Missouri is home to hogs ranging in size from four to six feet long, 160 to 600 pounds, standing 3 feet tall. Their coat varies in color, but is usually long and shaggy. Wild Boars are dangerous when cornered and even more so when with their young. The tusks on a Wild Hog are long with the upper tusks curling up and out of the mouth as much as 6 inches. They have a powerful sense of smell so be alert of your odors; no human scent is the best practice for hunting Wild Boars.

Wild Hogs are volatile in nature, making Wild Boar hunting in Missouri a challenge. While they have a desire for marshy areas, Wild Hogs are regularly on the move to elude hunting pressures and find new food sources. Hogs are highly adaptable. They can use nearly every type of habitat, but they prefer dewy bottomland forests and areas around creeks where mud for wallowing and foods such as acorns are available. These brushy areas provide the dense vegetation that Boars need for cover.

Wild Boars food ranges from berries and nuts, to roots and grasses, as well as eggs from ground nesting birds like turkey and quail. Hogs are omnivorous, which means they will eat almost anything from grain to carrion. The largest portion of their diet includes vegetable matter. The have a strong sense of smell, which they use to locate food items. They will also consume invertebrates such as centipedes, leeches, earthworms and crayfish. In agricultural areas, they will consume cultivated crops. Wild Boars will also prey on young native wildlife, livestock and other small vertebrates.

Wild Hogs have the capacity to breed at any time of the year when abundant food supplies are available. Sows can begin breeding at six months of age and can conceivably produce up to two litters of four to ten piglets every 12 to 15 months. With this enormous breeding potential, the population can double in about four months. Wild Boars are also very social animals and tend to move in family groups consisting of several sows and their offspring. Weaned Hogs usually stay with their mother until another litter is born or until they mate.

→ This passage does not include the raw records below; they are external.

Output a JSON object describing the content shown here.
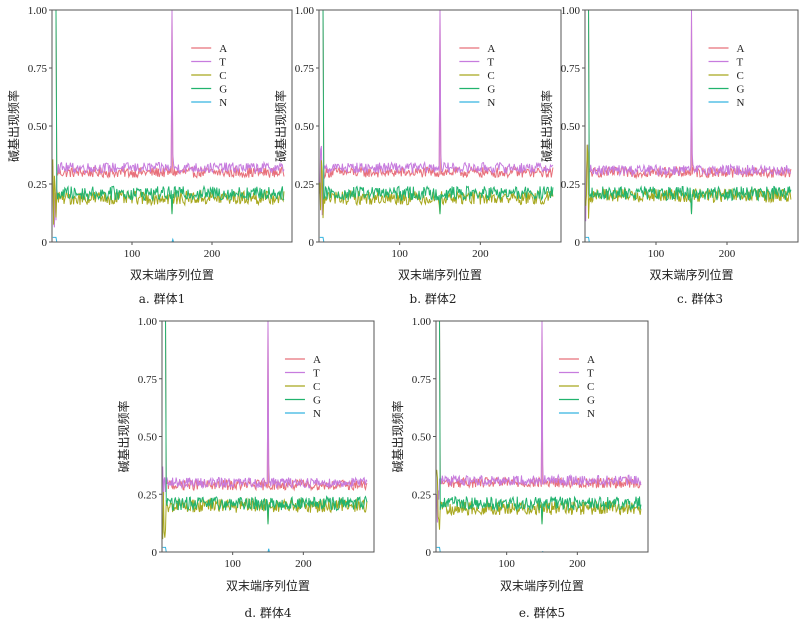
{
  "chart_data": [
    {
      "type": "line",
      "caption": "a. 群体1",
      "xlabel": "双末端序列位置",
      "ylabel": "碱基出现频率",
      "xticks": [
        100,
        200
      ],
      "yticks": [
        "0",
        "0.25",
        "0.50",
        "0.75",
        "1.00"
      ],
      "xlim": [
        0,
        300
      ],
      "ylim": [
        0,
        1
      ],
      "legend_position": "upper-right",
      "series": [
        {
          "name": "A",
          "color": "#e8707a",
          "baseline": 0.3
        },
        {
          "name": "T",
          "color": "#c77cde",
          "baseline": 0.32
        },
        {
          "name": "C",
          "color": "#a8a81e",
          "baseline": 0.19
        },
        {
          "name": "G",
          "color": "#21b36e",
          "baseline": 0.21
        },
        {
          "name": "N",
          "color": "#35b4e0",
          "baseline": 0.0
        }
      ]
    },
    {
      "type": "line",
      "caption": "b. 群体2",
      "xlabel": "双末端序列位置",
      "ylabel": "碱基出现频率",
      "xticks": [
        100,
        200
      ],
      "yticks": [
        "0",
        "0.25",
        "0.50",
        "0.75",
        "1.00"
      ],
      "xlim": [
        0,
        300
      ],
      "ylim": [
        0,
        1
      ],
      "legend_position": "upper-right",
      "series": [
        {
          "name": "A",
          "color": "#e8707a",
          "baseline": 0.3
        },
        {
          "name": "T",
          "color": "#c77cde",
          "baseline": 0.32
        },
        {
          "name": "C",
          "color": "#a8a81e",
          "baseline": 0.19
        },
        {
          "name": "G",
          "color": "#21b36e",
          "baseline": 0.21
        },
        {
          "name": "N",
          "color": "#35b4e0",
          "baseline": 0.0
        }
      ]
    },
    {
      "type": "line",
      "caption": "c. 群体3",
      "xlabel": "双末端序列位置",
      "ylabel": "碱基出现频率",
      "xticks": [
        100,
        200
      ],
      "yticks": [
        "0",
        "0.25",
        "0.50",
        "0.75",
        "1.00"
      ],
      "xlim": [
        0,
        300
      ],
      "ylim": [
        0,
        1
      ],
      "legend_position": "upper-right",
      "series": [
        {
          "name": "A",
          "color": "#e8707a",
          "baseline": 0.3
        },
        {
          "name": "T",
          "color": "#c77cde",
          "baseline": 0.31
        },
        {
          "name": "C",
          "color": "#a8a81e",
          "baseline": 0.2
        },
        {
          "name": "G",
          "color": "#21b36e",
          "baseline": 0.21
        },
        {
          "name": "N",
          "color": "#35b4e0",
          "baseline": 0.0
        }
      ]
    },
    {
      "type": "line",
      "caption": "d. 群体4",
      "xlabel": "双末端序列位置",
      "ylabel": "碱基出现频率",
      "xticks": [
        100,
        200
      ],
      "yticks": [
        "0",
        "0.25",
        "0.50",
        "0.75",
        "1.00"
      ],
      "xlim": [
        0,
        300
      ],
      "ylim": [
        0,
        1
      ],
      "legend_position": "upper-right",
      "series": [
        {
          "name": "A",
          "color": "#e8707a",
          "baseline": 0.29
        },
        {
          "name": "T",
          "color": "#c77cde",
          "baseline": 0.3
        },
        {
          "name": "C",
          "color": "#a8a81e",
          "baseline": 0.2
        },
        {
          "name": "G",
          "color": "#21b36e",
          "baseline": 0.21
        },
        {
          "name": "N",
          "color": "#35b4e0",
          "baseline": 0.0
        }
      ]
    },
    {
      "type": "line",
      "caption": "e. 群体5",
      "xlabel": "双末端序列位置",
      "ylabel": "碱基出现频率",
      "xticks": [
        100,
        200
      ],
      "yticks": [
        "0",
        "0.25",
        "0.50",
        "0.75",
        "1.00"
      ],
      "xlim": [
        0,
        300
      ],
      "ylim": [
        0,
        1
      ],
      "legend_position": "upper-right",
      "series": [
        {
          "name": "A",
          "color": "#e8707a",
          "baseline": 0.3
        },
        {
          "name": "T",
          "color": "#c77cde",
          "baseline": 0.31
        },
        {
          "name": "C",
          "color": "#a8a81e",
          "baseline": 0.19
        },
        {
          "name": "G",
          "color": "#21b36e",
          "baseline": 0.21
        },
        {
          "name": "N",
          "color": "#35b4e0",
          "baseline": 0.0
        }
      ]
    }
  ]
}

Adult Boars are usually solitary, uniting with the group only to mate or to use a food source.

The home range for Hogs varies in size and usually depends on the availability of food, water, and cover. Where food is abundant, Boars occupy a smaller area than where food is limited. Boars have been known to have a home range of more than 12 square miles when food is scarce. A sow’s home range is much smaller and may cover 2 to 4 square miles, depending on environment quality.

A large percentage of piglets will die within the first three months of age. Most hogs live four to five years on average and have been known to live up to eight years. Mortality factors include disease, hunting, and predation from coyotes and bobcats. Adult Boars have no natural predators in Missouri.